Tuesday, February 24, 2026

Marston's poetics - foamy bubbling of a fleamy brain

The plays that have survived from the early London stage are language-crazed.  When have so many commercial writers been poets, great poets?  When has so much commercial writing been poetry?

John Marston is among the purplest of the poet-playwrights, the most baroque.  I can imagine readers who find he goes too far.  I love it when he gets rolling.

Here, for example, Antonio reads aloud, in Latin, some consoling lines of stoical Seneca, but dismisses them:

Pish, thy mother was not lately widowed,

Thy dear affied love lately defam’d

With blemish of foul lust when thou wrot’st thus.

Thou, wrapp’d in furs, beaking thy limbs ‘fore fires

Forbid’st the frozen zone to shudder.  Ha, ha! ‘tis naught

But foamy bubbling of a fleamy brain,

Naught else but smoke.  (II.2, 33-4)

Passages like this must be great fun for actors, with the f-words overtaking the l-words.  The monologue goes on for a few more lines, more self-pitying or whining, with a few more Fs.  Marston’s genius, I suppose, is that he understands that the play has to function on stage, so it cannot be nothing but foamy bubbling of fleamy brains.

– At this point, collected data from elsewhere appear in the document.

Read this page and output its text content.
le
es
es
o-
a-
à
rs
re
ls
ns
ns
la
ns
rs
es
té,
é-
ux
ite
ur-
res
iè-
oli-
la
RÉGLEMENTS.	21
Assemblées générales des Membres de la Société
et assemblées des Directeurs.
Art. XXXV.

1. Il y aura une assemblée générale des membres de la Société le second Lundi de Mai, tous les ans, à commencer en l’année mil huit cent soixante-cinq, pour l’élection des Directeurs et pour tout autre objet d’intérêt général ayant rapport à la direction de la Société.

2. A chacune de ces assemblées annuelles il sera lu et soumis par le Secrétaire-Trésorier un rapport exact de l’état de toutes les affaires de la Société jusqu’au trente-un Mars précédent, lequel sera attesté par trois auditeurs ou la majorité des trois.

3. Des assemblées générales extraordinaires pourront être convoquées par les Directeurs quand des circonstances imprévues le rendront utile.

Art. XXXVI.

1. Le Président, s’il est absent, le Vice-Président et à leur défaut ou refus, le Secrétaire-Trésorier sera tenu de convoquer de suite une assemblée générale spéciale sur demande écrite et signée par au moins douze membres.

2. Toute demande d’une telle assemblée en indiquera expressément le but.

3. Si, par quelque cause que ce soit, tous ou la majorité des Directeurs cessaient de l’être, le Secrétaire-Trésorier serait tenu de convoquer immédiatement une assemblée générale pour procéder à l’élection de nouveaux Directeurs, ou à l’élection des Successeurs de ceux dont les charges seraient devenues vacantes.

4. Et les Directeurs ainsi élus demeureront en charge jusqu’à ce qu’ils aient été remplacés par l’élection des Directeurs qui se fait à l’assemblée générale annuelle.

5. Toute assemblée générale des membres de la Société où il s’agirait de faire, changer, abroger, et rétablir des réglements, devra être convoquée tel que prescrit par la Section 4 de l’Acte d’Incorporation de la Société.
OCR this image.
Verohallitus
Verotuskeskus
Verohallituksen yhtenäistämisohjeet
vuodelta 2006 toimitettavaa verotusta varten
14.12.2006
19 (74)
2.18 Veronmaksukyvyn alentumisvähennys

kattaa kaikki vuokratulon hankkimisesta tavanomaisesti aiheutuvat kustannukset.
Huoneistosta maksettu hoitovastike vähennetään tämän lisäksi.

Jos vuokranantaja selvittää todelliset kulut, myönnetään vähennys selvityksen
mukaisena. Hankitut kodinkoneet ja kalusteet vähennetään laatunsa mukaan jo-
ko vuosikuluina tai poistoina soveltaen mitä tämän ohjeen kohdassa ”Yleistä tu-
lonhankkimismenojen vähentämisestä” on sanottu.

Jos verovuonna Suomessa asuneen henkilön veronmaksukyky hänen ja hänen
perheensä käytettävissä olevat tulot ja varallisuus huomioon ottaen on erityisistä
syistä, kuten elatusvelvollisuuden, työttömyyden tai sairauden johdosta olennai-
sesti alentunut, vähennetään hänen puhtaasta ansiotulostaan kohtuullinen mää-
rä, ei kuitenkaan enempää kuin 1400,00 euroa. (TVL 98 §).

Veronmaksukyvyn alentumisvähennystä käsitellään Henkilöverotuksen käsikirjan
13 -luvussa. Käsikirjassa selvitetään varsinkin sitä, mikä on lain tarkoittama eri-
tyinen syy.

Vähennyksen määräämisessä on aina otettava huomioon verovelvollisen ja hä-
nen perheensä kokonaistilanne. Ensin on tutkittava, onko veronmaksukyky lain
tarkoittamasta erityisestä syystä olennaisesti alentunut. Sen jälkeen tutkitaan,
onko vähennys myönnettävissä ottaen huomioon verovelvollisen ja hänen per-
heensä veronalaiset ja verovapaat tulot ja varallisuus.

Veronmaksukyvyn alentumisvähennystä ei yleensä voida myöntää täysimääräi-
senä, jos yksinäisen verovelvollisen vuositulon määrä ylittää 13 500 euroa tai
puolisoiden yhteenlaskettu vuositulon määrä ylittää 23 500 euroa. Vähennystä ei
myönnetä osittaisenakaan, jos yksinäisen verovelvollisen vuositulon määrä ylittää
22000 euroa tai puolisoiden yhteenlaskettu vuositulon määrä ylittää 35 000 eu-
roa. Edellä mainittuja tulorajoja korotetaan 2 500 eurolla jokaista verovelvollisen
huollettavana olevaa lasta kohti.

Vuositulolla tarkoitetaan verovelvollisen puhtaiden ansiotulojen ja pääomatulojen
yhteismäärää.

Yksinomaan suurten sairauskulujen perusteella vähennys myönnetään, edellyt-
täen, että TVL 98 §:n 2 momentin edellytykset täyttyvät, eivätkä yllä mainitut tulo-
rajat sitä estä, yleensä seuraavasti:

The rawish dank of clumsy winter ramps

The fluent summer’s vein; and drizzling sleet

Chilleth the wan bleak cheek of the numb’d earth,

Whilst snarling gusts nibble the juiceless leaves

From the nak’d shuddering branch, and pills the skin

From off the soft and delicate aspects.

O now, methinks, a sullen tragic scene

Would suit the time with pleasing congruence.  (Prologue, 3)

These Romantic lines, which sound to me like something from centuries later, begin the play, but the Prologue is a place to indulge.  Marston has a terrific Gothic side to his imagination.  Here Duje Piero is at the funeral of the enemy he has murdered.

PIERO  Rot there, thou cerecloth that enfolds the flesh

Of my loath’d foe; molder to crumbling dust;

Oblivion choke the passage of thy fame!

Trophies of honor’d birth drop quickly down;

Let naught of him, but what was vicious, live.

Though thou art dead, think not my hate is dead;

I have but newly twone my arm in the curl’d locks

Of snaky vengeance.  Pale, beetle-brow’d hate

But newly bustles up.

What a weirdo.  Would Robert Browning have written this character’s mad scenery chewing so differently?  Maybe he would have written “twined” rather than “twone.”  What a great, crazy image.

Ben Jonson mocks Marston for his overdone vocabulary, as we will see when I write up Poetaster, the next play on my schedule, but Marston is perhaps more effective with this kind of line (Pandulpho’s son is also a victim of the mad Duke):

PANDULPHO:  Would’st have me cry, run raving up and down

For my son’s loss? Would’st have me turn rank mad,

Or wring my face with mimic action,

Stamp, curse, weep, rage, and then my bosom strike?

Away, ‘tis apish action, player-like.  (I.2, 23)

A little meta-fiction there when Pandulpho switches to rhyme, but what I want is a few lines later:

Listen, young blood, ‘tis not true valor’s pride,

To swagger, quarrel, swear, stamp, rave, and chide,

To stab in fume of blood, to keep loud coil,

To bandy factions in domestic broils,

To dare the act of sins whose filth excels

The blackest customs of blind infidels.

The baroque poet likes the short words, too, often in long chains.  Look at all that alliteration – plenty of f-words in this passage, too.

In my memory The Malcontent, which I plan to discuss in April, is the peak of both Marston’s plotting and poetics.  Don’t miss it.  Jonson’s Poetaster, up next here, is much more missable.